I was looking at Adrian's TBoD OSGi + MC presentation.
The idea of having new (OSGi)ControllerContext impl is what I had in mind once as well,
but I didn't fully see and still don't, how this fits with integrating MC beans
into OSGi layer. Ok, I have some idea when comparing this with how MBeans are integrated
with MC beans, but I don't see what all we gain by having new ControllerContext.
And I don't understand what Activator has to do with it. As far as I understand
BundleActivator (or this is not the same thing we are talking about) is a way to define
start/stop plug-in into your bundle artifact. How is this meant as an extension to the jar
format?
What was the idea behing KernelRegistryPlugin?

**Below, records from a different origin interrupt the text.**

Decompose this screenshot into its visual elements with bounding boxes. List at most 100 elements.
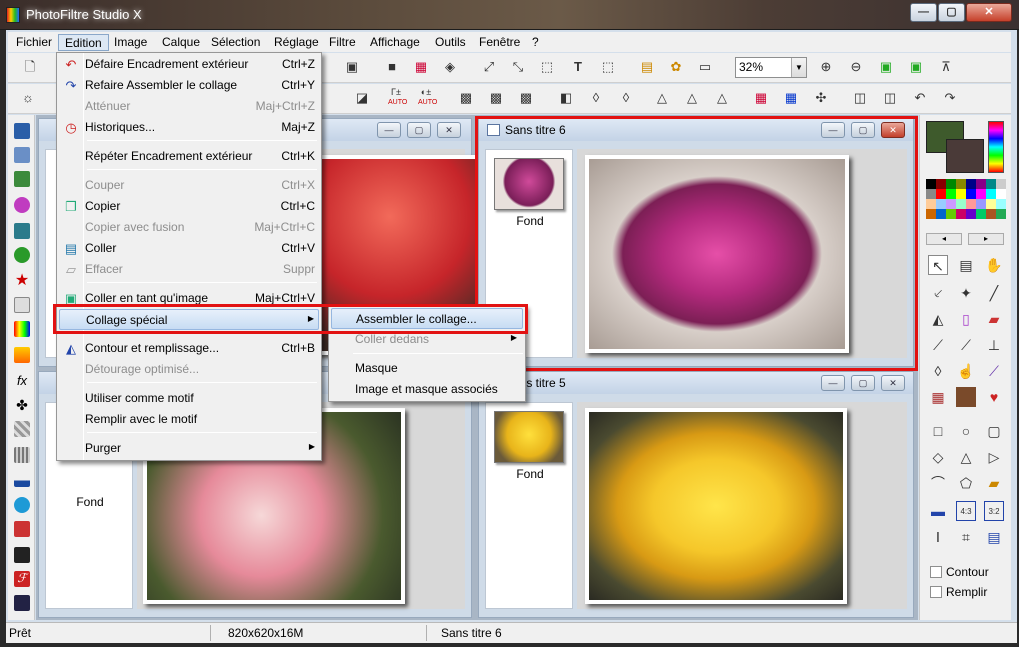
edit-menu-item[interactable]: ❐ Copier Ctrl+C [59,196,319,217]
window-small-icon[interactable]: ▤ [984,527,1004,547]
tile-icon[interactable]: ▦ [928,387,948,407]
lasso-icon[interactable]: ⌒ [928,473,948,493]
doc-maximize-button[interactable]: ▢ [851,375,875,391]
hand-tool-icon[interactable]: ✋ [984,255,1004,275]
save-2000-icon[interactable] [14,547,30,563]
palette-prev-button[interactable]: ◂ [926,233,962,245]
crop-marks-icon[interactable]: ⌗ [956,527,976,547]
gradient-fill-icon[interactable] [14,347,30,363]
palette-swatch[interactable] [936,199,946,209]
triangle-right-shape-icon[interactable]: ▷ [984,447,1004,467]
text-select-icon[interactable]: ⬚ [600,59,616,75]
portrait-icon[interactable] [956,387,976,407]
folder-icon[interactable]: ▰ [984,473,1004,493]
brightness-icon[interactable]: ☼ [20,90,36,106]
doc-maximize-button[interactable]: ▢ [851,122,875,138]
stamp-icon[interactable]: ⊥ [984,335,1004,355]
window-icon[interactable]: ▭ [697,59,713,75]
menu-outils[interactable]: Outils [429,34,472,51]
palette-swatch[interactable] [946,199,956,209]
circle-icon[interactable] [14,497,30,513]
doc-close-button[interactable]: ✕ [437,122,461,138]
edit-menu-item[interactable]: ↶ Défaire Encadrement extérieur Ctrl+Z [59,54,319,75]
text-cursor-icon[interactable]: Ⅰ [928,527,948,547]
edit-menu-item[interactable]: Couper Ctrl+X [59,175,319,196]
outline-checkbox[interactable] [930,566,942,578]
sharpen2-icon[interactable]: △ [714,90,730,106]
edit-menu-item[interactable]: Utiliser comme motif [59,388,319,409]
palette-swatch[interactable] [966,199,976,209]
advanced-brush-icon[interactable]: ⟋ [956,335,976,355]
palette-swatch[interactable] [946,179,956,189]
doc-minimize-button[interactable]: — [821,375,845,391]
resize-icon[interactable]: ⤢ [481,59,497,75]
paste-submenu-item[interactable]: Masque [331,358,523,379]
zoom-combo[interactable]: 32% ▼ [735,57,807,78]
palette-swatch[interactable] [996,199,1006,209]
strawberry-icon[interactable]: ♥ [984,387,1004,407]
palette-swatch[interactable] [966,209,976,219]
menu-help[interactable]: ? [526,34,545,51]
noise-icon[interactable] [14,447,30,463]
palette-swatch[interactable] [946,209,956,219]
eraser-tool-icon[interactable]: ▰ [984,309,1004,329]
selection-bar-icon[interactable]: ▬ [928,501,948,521]
rotate-left-icon[interactable]: ↶ [912,90,928,106]
palette-swatch[interactable] [996,189,1006,199]
paste-submenu-item[interactable]: Coller dedans ▶ [331,329,523,350]
rounded-rect-shape-icon[interactable]: ▢ [984,421,1004,441]
ellipse-shape-icon[interactable]: ○ [956,421,976,441]
minimize-button[interactable]: — [910,3,937,22]
magic-wand-icon[interactable]: ✦ [956,283,976,303]
palette-swatch[interactable] [926,209,936,219]
menu-affichage[interactable]: Affichage [364,34,426,51]
palette-swatch[interactable] [986,189,996,199]
palette-swatch[interactable] [986,179,996,189]
triangle-shape-icon[interactable]: △ [956,447,976,467]
pattern-icon[interactable]: ▩ [458,90,474,106]
edit-menu-item[interactable]: Purger ▶ [59,438,319,459]
fill-bucket-icon[interactable]: ◭ [928,309,948,329]
gradient2-icon[interactable]: ▦ [783,90,799,106]
clover-icon[interactable]: ✤ [14,397,30,413]
image-icon[interactable] [14,171,30,187]
hue-slider[interactable] [988,121,1004,173]
fill-checkbox[interactable] [930,586,942,598]
smudge-icon[interactable]: ☝ [956,361,976,381]
edit-menu-item[interactable]: Collage spécial ▶ [59,309,319,330]
texture-icon[interactable] [14,421,30,437]
edit-menu-item[interactable]: ◷ Historiques... Maj+Z [59,117,319,138]
spray-icon[interactable]: ▯ [956,309,976,329]
edit-menu-item[interactable]: ▤ Coller Ctrl+V [59,238,319,259]
rectangle-shape-icon[interactable]: □ [928,421,948,441]
palette-swatch[interactable] [976,179,986,189]
edit-menu-item[interactable]: ▣ Coller en tant qu'image Maj+Ctrl+V [59,288,319,309]
sphere-icon[interactable] [14,197,30,213]
brush-icon[interactable]: ⟋ [928,335,948,355]
fx-icon[interactable]: fx [14,373,30,389]
plugin-icon[interactable]: ✿ [668,59,684,75]
palette-swatch[interactable] [926,199,936,209]
line-tool-icon[interactable]: ╱ [984,283,1004,303]
paste-submenu-item[interactable]: Image et masque associés [331,379,523,400]
frame-icon[interactable] [14,521,30,537]
palette-swatch[interactable] [976,189,986,199]
mirror-icon[interactable]: ◫ [852,90,868,106]
palette-next-button[interactable]: ▸ [968,233,1004,245]
spectrum-icon[interactable] [14,321,30,337]
ratio-3-2-icon[interactable]: 3:2 [984,501,1004,521]
paste-submenu-item[interactable]: Assembler le collage... [331,308,523,329]
open-image-icon[interactable]: ▣ [344,59,360,75]
palette-swatch[interactable] [946,189,956,199]
gray-icon[interactable]: ■ [384,59,400,75]
duplicate-icon[interactable] [14,147,30,163]
histogram-icon[interactable] [14,471,30,487]
drop2-icon[interactable]: ◊ [618,90,634,106]
zoom-out-icon[interactable]: ⊖ [848,59,864,75]
palette-icon[interactable]: ◈ [442,59,458,75]
crop-icon[interactable]: ⬚ [539,59,555,75]
layer-thumbnail[interactable] [494,411,564,463]
palette-swatch[interactable] [996,179,1006,189]
effect-icon[interactable]: ✣ [813,90,829,106]
menu-selection[interactable]: Sélection [205,34,266,51]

To sometimes simplify Controller integration with some other pojo producing layer?
So that we don't need new ControllerContext impl?
In order to register OSGi service, one must have current bundle's BundleContext.
This changes the concept that we are currently used to - (mostly) one mbean server, main
bootstrap kernel - multiple contexts with multiple (m)beans pluged via 'central'
state machine.
Here we have multiple beans / services coresponding to certain bundle context. Where to
keep this bundle context information in order to be accessable by MC beans marked as an
OSGi exposed / lookup services?
My current impl (far from being finished) uses some 'hack' concepts. Mostly due to
previous problem - not having an idea where / how to access BundleContext instance when
deploying MC beans.
I currently used KernelRegistryPlugin approach (putting a new BundleContextHolderKRP bean
into same controller + scoping him into work (bundle) scope) + adding work (bundle) scope
to all MC defined beans that are meant to be exposed as OSGi services (so that they only
'see' previously defined BCHolder). Similar with services lookup - looking for KRP
context in that work (bundle) scope.
Is OSGiControllerContext == BundleContext + service (bean) definition?